POUR « L’HUMANITÉ » , PARCE QU’ELLE EST UNIQUE
7 février 2019 at 9:55 Laisser un commentaire
Jeune étudiant en philo, à la veille des « événements » de 1968, sympathisant communiste plein de bonne volonté mais davantage imprégné de l’air du temps que de culture politique, je me vois encore devisant avec mon voisin d’amphi sur un journal dont je ne connaissais, pour ainsi dire, que le nom : « l’Humanité ». Mon camarade ne semblait guère mieux informé que moi : « Il paraît qu’il est illisible » s’était-il tout juste hasardé. Il en avait dit trop ou pas assez. Nous voilà donc partis à la recherche d’un quotidien apparemment sans intérêt, pour en avoir le cœur net. Avec l’ardeur de néophytes , nous l’avons ausculté avec soin, page par page, pour conclure de concert que, ma foi, c’est pas si mal que ça, et même pas mal du tout. C’est ainsi que « l’Huma » fit son entrée dans mon petit monde. Qu’elle a durablement contribué à façonner.
Depuis bien longtemps, mes activités me conduisent à lire régulièrement de nombreux titres, qui m’apprennent souvent bien des choses, mais aucun d’entre eux, à mes yeux, ne peut remplacer l’ Huma. D’abord parce que « le journal de Jaurès » devenu celui des communistes est aujourd’hui le seul en France à se réclamer franchement de la gauche, du « peuple de gauche », des valeurs de gauche. À ce titre, il nous permet de disposer d’informations et d’analyses précieuses à qui veut exercer son esprit critique dans le contexte d’une impitoyable bataille d’idées. Mais, pour beaucoup d’entre nous, il y a plus : l' »Humanité » est unique dans sa capacité à faire vivre au concret et dans la durée une « certaine idée » de la société et du monde.

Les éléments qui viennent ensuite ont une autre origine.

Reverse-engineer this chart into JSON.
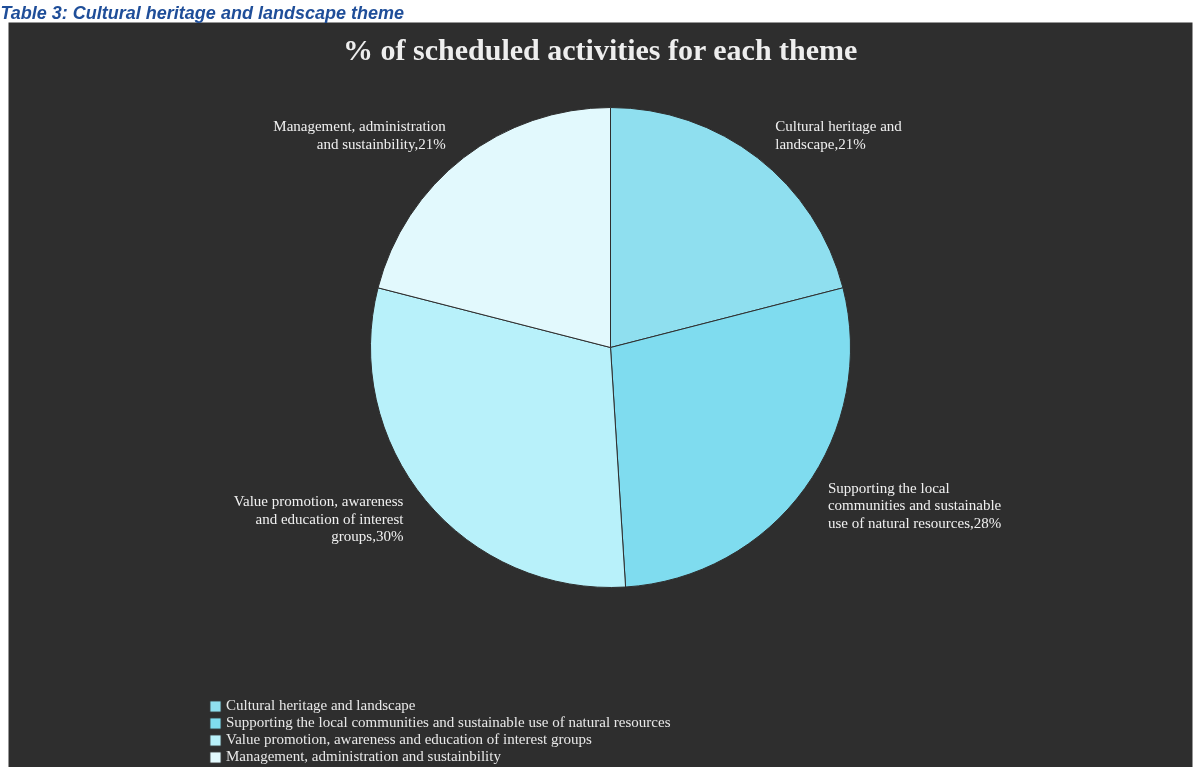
{
  "chart_data": {
    "type": "pie",
    "title": "% of scheduled activities for each theme",
    "annotations": [
      "Table 3: Cultural heritage and landscape theme"
    ],
    "categories": [
      "Cultural heritage and landscape",
      "Supporting the local communities and sustainable use of natural resources",
      "Value promotion, awareness and education of interest groups",
      "Management, administration and sustainbility"
    ],
    "values": [
      21,
      28,
      30,
      21
    ],
    "colors": [
      "#8fdfef",
      "#7fdcef",
      "#b8f1fa",
      "#e2f9fd"
    ],
    "value_labels": [
      "Cultural heritage and landscape,21%",
      "Supporting the local communities and sustainable use of natural resources,28%",
      "Value promotion, awareness and education of interest groups,30%",
      "Management, administration and sustainbility,21%"
    ],
    "legend": "bottom"
  }
}
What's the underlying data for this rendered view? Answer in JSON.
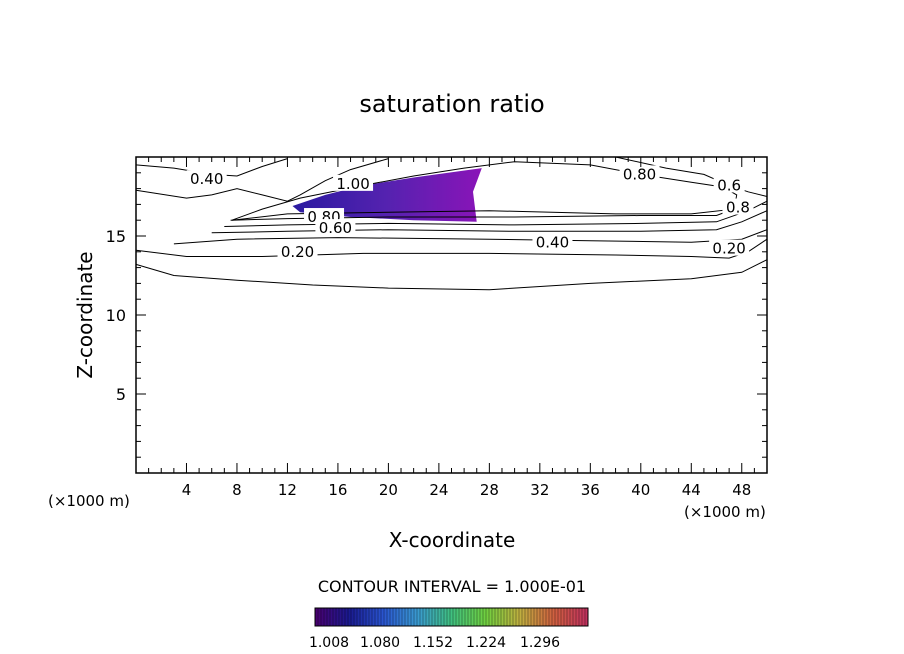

Quel autre journal nous aurait permis de vivre, 1336 jours durant, au côté de ses acteurs qui nous sont peu à peu devenus familiers, le conflit emblématique des « Fralib », jusqu’au succès final ? Nous avons eu droit à bien plus que des informations utiles : une véritable leçon de choses en matière de refus du fatalisme, de créativité dans les formes de lutte et du poids de la solidarité. De même , qui a oublié l’expérience exemplaire de démocratie citoyenne qu’a représentée la campagne pour le « non de gauche » au projet de traité constitutionnel européen , irriguée de bout en bout par les révélations et les arguments de « l’Humanité », de septembre 2003 à mai 2005 ! Ou encore, mesure-t-on bien ce que doit aux campagnes de solidarité légendaires relayées et stimulées par « l’Humanité » l’émergence, tour à tour, dans notre pays, d’une « génération Vietnam » ou d’une « génération Mandela », pour ne citer que celles qui ont précipité puis enraciné mon propre engagement ? Mais servir une cause suppose de ne pas la célébrer quand elle rayonne pour l’oublier quand elle traverse une passe difficile. C’est aussi à cela qu’on reconnaît l’éthique de « l’Humanité », par exemple quand elle traite sans relâche des succès comme des revers du peuple palestinien ou du peuple kurde dans leur long et difficile combat pour leurs droits fondamentaux, ou qu’elle ne dévie pas de sa ligne solidaire avec les migrants, même lorsque son message se heurte à des incompréhensions. Pareillement quand elle s’en tient indéfectiblement au parti-pris de l’amitié entre les peuples et de la paix quand des vents mauvais soufflent dans le sens du nationalisme et des aventures guerrières. Telle est notre « Humanité » : continuons à lui permettre de mériter son titre auprès du plus large public possible.